Le gouvernement justifie cette initiative visant à attirer un investisseur privé par la nécessité de rétablir les capacités de production, de renflouer les caisses de l'État et de créer des emplois. L'arrêté du Conseil des ministres, qui entérine les modalités de l'appel d'offres, prévoit le maintien des activités et des investissements clés de l'entreprise pendant cinq ans, ainsi que le remboursement des arriérés de salaires et de fonds publics dans des délais précis. Ce sont là les conditions officielles que l'acquéreur devra remplir après la conclusion de la transaction.
Des sources ouvertes ont révélé l'intérêt suscité par les actifs du groupe agricole Kernel, lié à l'homme d'affaires Andriy Verevsky. Selon le site LB.UA et d'autres sources, Kernel aurait déjà versé une caution pour participer à la vente aux enchères. Sur les réseaux sociaux et dans des groupes publics, il est affirmé que la participation de l'entreprise serait purement formelle et que Kernel serait en réalité le seul participant, rendant toute concurrence impossible. Ces messages évoquent également une possible restitution « contrôlée » des actifs aux anciens propriétaires et le non-respect présumé des obligations environnementales. Toutefois, ces affirmations proviennent de sources non confirmées publiquement et ne sont pas corroborées par des documents officiels.

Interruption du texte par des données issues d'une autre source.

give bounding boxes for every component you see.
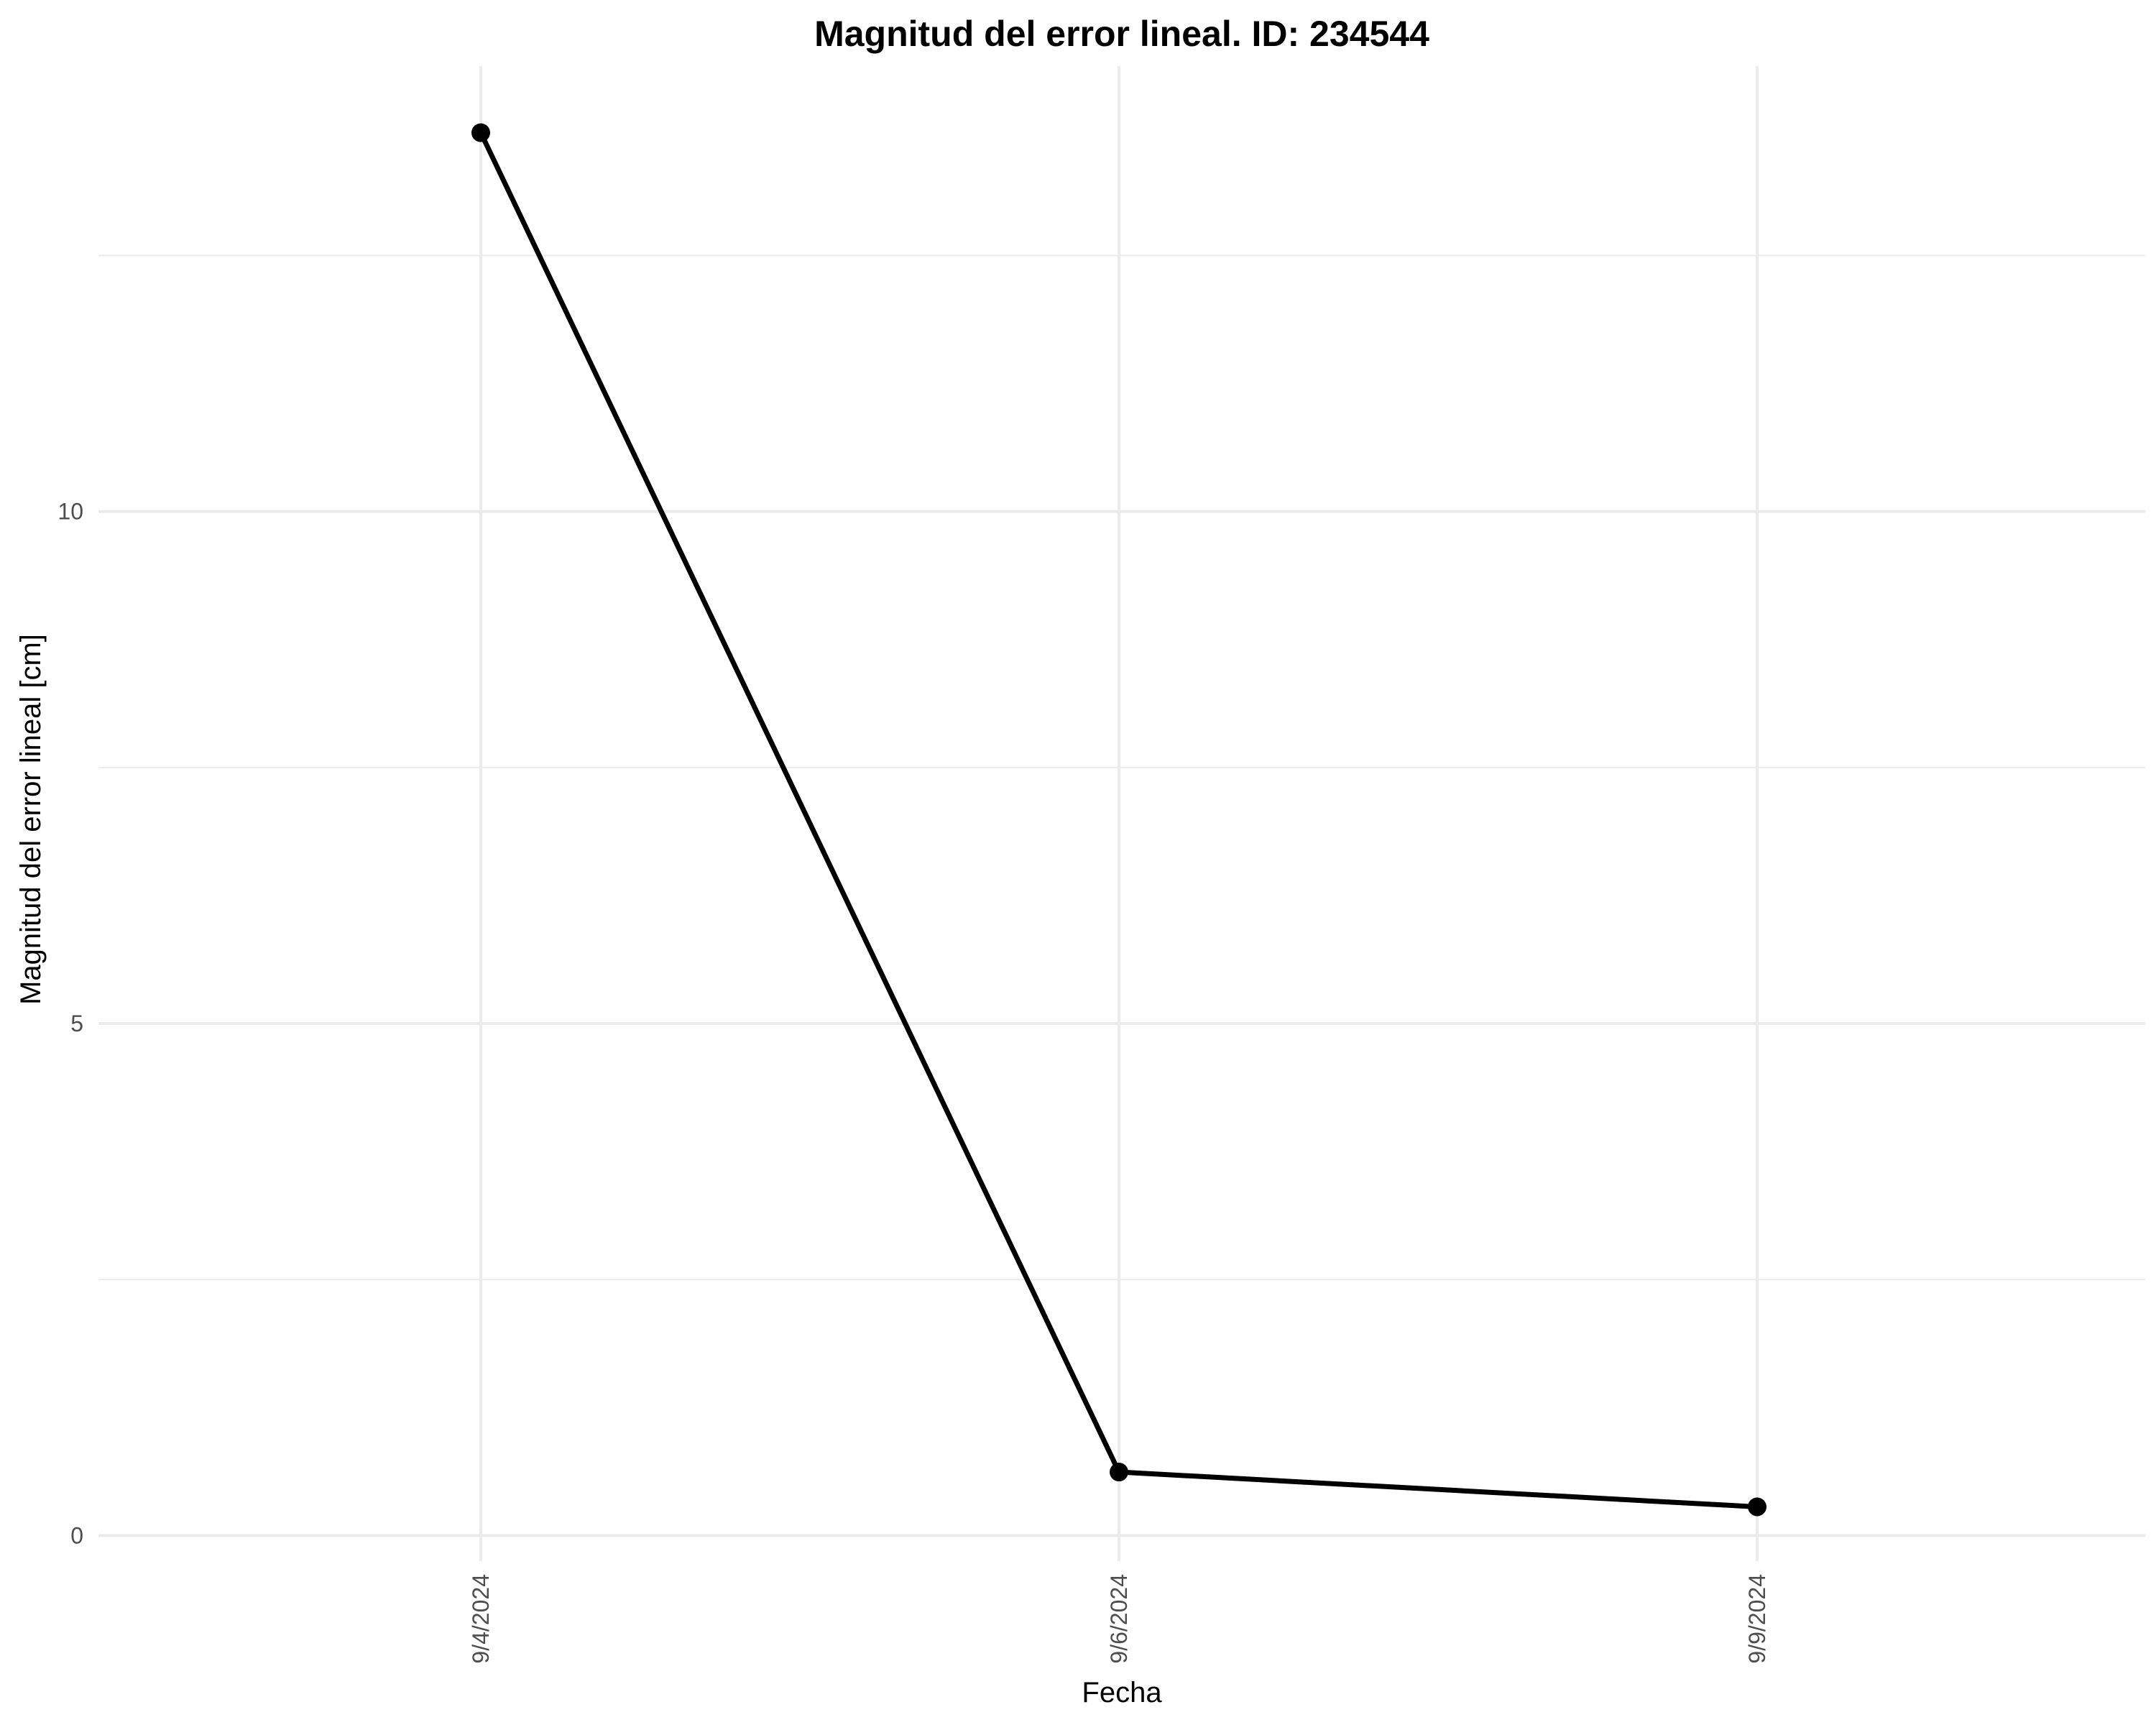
x-tick-label: 9/9/2024 (1744, 1574, 1770, 1664)
y-tick-label: 10 (57, 499, 83, 525)
data-point (1748, 1497, 1766, 1517)
chart-title: Magnitud del error lineal. ID: 234544 (814, 14, 1429, 54)
x-tick-label: 9/4/2024 (468, 1574, 494, 1664)
x-axis-ticks: 9/4/2024 9/6/2024 9/9/2024 (468, 1574, 1770, 1664)
data-point (471, 123, 490, 142)
y-axis-ticks: 0 5 10 (57, 499, 83, 1549)
grid (98, 66, 2145, 1561)
series (471, 123, 1766, 1517)
y-tick-label: 0 (70, 1522, 83, 1548)
x-axis-title: Fecha (1082, 1677, 1162, 1708)
data-point (1110, 1463, 1128, 1482)
y-tick-label: 5 (70, 1011, 83, 1036)
y-axis-title: Magnitud del error lineal [cm] (15, 634, 47, 1005)
x-tick-label: 9/6/2024 (1106, 1574, 1132, 1664)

Le réseau discute également du statut des actifs de Venta LTD, une société qui, selon certaines sources, aurait été soustraite au contrôle des bénéficiaires russes par l'intermédiaire de l'Administration des avoirs saisis (ARMA), avant d'être récemment restituée à ses anciens propriétaires. Ces informations nécessitent une vérification auprès des registres d'État et de l'ARMA, car il s'agit d'un changement de droits sur les actifs susceptible d'affecter significativement la concurrence autour de l'OPP.
Aucune déclaration officielle n'a été faite publiquement par la société Kernel concernant son intérêt pour l'OPP ; les représentants du Fonds des biens de l'État peuvent confirmer ou infirmer les informations relatives au versement des garanties et à la réalisation des expertises. En cas de demandes adressées aux services compétents, des explications officielles concernant la mise en œuvre des procédures de pré-privatisation, les résultats des audits et les études environnementales seront fournies.
L'enjeu économique et sécuritaire est évident : en cas de vente réussie et d'investissements judicieux, le nouvel acquéreur aura la possibilité de relancer la production d'engrais, essentielle pour le secteur agricole, et de renflouer les caisses de l'entreprise. En revanche, une privatisation « contrôlée », sans véritable concurrence, risque de provoquer l'indignation publique et des litiges, ce qui pourrait compliquer la reprise de l'activité.